If you believe that the price of a certain asset will decrease, you can potentially make a profit by selling that asset ‘short’. In traditional markets such as the stock market, selling something would first require you to own it. Usually, your broker facilitates the borrowing process. However, it may not always be practically feasible. In contrast, you are now able to trade cryptocurrencies short and open any volume of long and short positions at any time, assuming there is enough liquidity in the market without borrowing.

You may be wondering at this point, how can you sell an asset before you buy it? What does it mean to open a long or a short position? And, how does financial leverage work?

To make things clearer, let us review these simple yet very important concepts in more detail and what makes trading cryptocurrencies short so exciting.
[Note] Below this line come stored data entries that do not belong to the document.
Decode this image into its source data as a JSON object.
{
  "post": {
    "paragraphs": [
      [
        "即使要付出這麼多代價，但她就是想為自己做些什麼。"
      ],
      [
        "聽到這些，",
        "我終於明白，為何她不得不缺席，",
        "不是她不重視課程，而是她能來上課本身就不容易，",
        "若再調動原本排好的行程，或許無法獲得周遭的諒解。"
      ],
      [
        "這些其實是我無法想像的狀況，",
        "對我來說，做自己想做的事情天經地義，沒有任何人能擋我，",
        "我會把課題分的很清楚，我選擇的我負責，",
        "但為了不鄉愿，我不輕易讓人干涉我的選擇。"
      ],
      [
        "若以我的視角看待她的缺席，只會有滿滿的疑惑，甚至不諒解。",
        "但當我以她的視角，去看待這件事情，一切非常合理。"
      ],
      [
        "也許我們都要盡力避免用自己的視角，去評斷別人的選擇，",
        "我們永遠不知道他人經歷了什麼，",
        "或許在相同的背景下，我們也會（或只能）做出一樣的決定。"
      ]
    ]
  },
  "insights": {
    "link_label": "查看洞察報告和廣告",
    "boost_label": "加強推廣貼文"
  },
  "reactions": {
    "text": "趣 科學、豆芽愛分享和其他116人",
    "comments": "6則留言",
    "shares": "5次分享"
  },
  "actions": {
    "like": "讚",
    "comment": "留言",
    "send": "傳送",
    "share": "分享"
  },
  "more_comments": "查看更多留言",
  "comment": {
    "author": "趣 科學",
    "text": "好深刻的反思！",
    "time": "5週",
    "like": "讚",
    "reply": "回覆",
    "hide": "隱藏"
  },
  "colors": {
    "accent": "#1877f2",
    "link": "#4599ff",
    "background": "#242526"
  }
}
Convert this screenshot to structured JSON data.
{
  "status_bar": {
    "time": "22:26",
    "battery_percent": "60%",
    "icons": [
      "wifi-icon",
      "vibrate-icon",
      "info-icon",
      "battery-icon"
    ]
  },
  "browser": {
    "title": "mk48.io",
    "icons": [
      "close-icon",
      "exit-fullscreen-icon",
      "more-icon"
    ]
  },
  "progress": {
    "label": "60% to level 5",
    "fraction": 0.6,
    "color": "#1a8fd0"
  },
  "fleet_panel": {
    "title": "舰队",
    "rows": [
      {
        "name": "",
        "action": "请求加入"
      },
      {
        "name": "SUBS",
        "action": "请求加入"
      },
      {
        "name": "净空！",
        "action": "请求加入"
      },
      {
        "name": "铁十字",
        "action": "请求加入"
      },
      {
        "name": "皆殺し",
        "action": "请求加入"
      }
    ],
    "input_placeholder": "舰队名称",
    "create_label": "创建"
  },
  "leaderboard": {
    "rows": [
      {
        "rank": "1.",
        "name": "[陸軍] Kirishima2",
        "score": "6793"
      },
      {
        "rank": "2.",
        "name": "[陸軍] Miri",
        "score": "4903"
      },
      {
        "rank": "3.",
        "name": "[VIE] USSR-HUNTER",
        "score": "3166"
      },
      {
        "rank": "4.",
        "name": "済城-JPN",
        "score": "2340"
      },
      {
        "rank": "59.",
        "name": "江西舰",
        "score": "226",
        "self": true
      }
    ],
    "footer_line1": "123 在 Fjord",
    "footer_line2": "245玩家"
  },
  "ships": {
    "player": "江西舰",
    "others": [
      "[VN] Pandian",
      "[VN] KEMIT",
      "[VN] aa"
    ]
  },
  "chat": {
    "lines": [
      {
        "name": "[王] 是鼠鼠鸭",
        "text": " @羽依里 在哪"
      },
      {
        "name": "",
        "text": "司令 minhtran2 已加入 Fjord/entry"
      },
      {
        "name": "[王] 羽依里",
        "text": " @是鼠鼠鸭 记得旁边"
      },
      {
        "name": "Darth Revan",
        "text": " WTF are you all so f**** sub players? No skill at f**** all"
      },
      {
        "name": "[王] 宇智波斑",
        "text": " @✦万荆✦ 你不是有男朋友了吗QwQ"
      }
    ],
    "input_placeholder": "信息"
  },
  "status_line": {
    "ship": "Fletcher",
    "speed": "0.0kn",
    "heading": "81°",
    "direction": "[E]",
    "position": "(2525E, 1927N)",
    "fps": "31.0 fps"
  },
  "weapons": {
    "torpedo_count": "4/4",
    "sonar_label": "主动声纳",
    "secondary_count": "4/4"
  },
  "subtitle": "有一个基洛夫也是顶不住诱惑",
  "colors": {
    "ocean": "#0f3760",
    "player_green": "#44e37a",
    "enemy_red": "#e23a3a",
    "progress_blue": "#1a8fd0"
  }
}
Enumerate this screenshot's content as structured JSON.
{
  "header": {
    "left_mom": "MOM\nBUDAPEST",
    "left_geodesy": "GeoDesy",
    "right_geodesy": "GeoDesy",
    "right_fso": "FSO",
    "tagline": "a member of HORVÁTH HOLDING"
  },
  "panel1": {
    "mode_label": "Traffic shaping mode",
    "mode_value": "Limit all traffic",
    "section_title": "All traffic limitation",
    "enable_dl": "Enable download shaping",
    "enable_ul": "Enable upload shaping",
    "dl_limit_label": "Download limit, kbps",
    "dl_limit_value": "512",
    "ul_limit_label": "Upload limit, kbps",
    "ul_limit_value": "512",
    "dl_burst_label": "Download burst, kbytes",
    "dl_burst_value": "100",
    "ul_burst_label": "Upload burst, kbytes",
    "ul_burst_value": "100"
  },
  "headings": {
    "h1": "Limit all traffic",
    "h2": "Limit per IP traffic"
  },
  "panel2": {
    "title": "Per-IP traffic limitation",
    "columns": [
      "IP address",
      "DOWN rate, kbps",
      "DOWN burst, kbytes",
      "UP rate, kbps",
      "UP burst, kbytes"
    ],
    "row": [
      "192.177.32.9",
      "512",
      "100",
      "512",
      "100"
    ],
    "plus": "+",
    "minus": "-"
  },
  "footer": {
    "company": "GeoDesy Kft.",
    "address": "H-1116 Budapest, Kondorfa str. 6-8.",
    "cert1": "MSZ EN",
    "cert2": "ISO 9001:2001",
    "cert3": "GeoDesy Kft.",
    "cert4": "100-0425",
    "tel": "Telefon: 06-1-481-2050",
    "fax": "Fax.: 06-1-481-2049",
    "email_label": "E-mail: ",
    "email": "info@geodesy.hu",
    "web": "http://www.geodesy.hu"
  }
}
When you open a long position, it means that you are buying something with the hope that the price will appreciate and you will make a profit by selling it at the higher price. When you open a short position or “sell short,” you are technically selling at the higher price first with the hopes that the price will depreciate and then you will buy at the lower price locking in that profit. The goal of margin trading is to make your money go a longer way. Margin trading platforms offer traders different amounts of leverage or multiples of the amount money they deposit (margin). So in order to buy 1 Bitcoin that costs $4,000, you only need $400 of your own money to purchase it if you’re being given 10x leverage. You will reap the benefit of the leverage if your trade moves in the right direction (upwards if you are long and downwards if you are short). Conversely, if the trade moves in the wrong direction against, you will lose your money 5 times faster.

 

WHAT MAKES TRADING SHORT SO EXCITING?

Market downward trends may be as significant and prolonged as upward trends

The market moves in regular, repeated waves or cycles. Every series of waves moving up in a bull market is being followed by a series of corrective waves moving down in a bear market, and vice versa. This reflects the nature of how price discovery mechanisms work in financial market. Therefore, in margin trading, the concept of a downward trend is as important as the concept of an upward trend, and the ability to sell assets short can be as profitable during a declining market as the ability to buy assets long during a rising market.

Markets tend to decline faster than they grow

This observation occurs due to a variety of reasons. Negative geopolitical and macroeconomic events tend to disrupt market prices and revaluation often occurs instantaneously. Deteriorating fundamentals of a particular asset may cause its price to decline dramatically to reflect a new fair value. Another important factor is associated with human psychology and the fact that the fear of losing money is a stronger emotion than greed. When people feel fear observing a declining market, they tend to exit their long positions quickly and massively, which perpetuates falling prices. In such periods, it becomes possible to make abnormal returns faster by short selling than waiting for a recovery and going long.

Examples include:

The 1987 US stock market crash, when markets declined by 22% in one day;

The technology market crash of 2000, which caused a market decline of 78% over two years;

The 2008 financial crisis, which caused a market decline of 57% over two years;

A more recent market crash on May 6, 201 (the “flash crash”), when US equity and futures prices dropped nearly 10% in a matter of minutes.

Bitcoin experienced an 80% decrease in price over 2014 as well as in 2018.

KEY TAKEAWAY

Margin trading platforms have facilitated trading in both directions through leveraged accounts. If it were not for these platforms, the only way to trade cryptos short would be to sell the cryptocurrency, wait for it to go down, and then buy it back (assuming you held some already). This is certainly less sophisticated. Whether you’re a trader, holder, optimist, pessimist, or anything in between, you are able to trade on your beliefs through such platforms. It is important to remember that you should always educate yourself on the risks of trading with leverage or margin trading. Just like everything else in life, the more you learn, the better you’ll become... with a little luck on your side.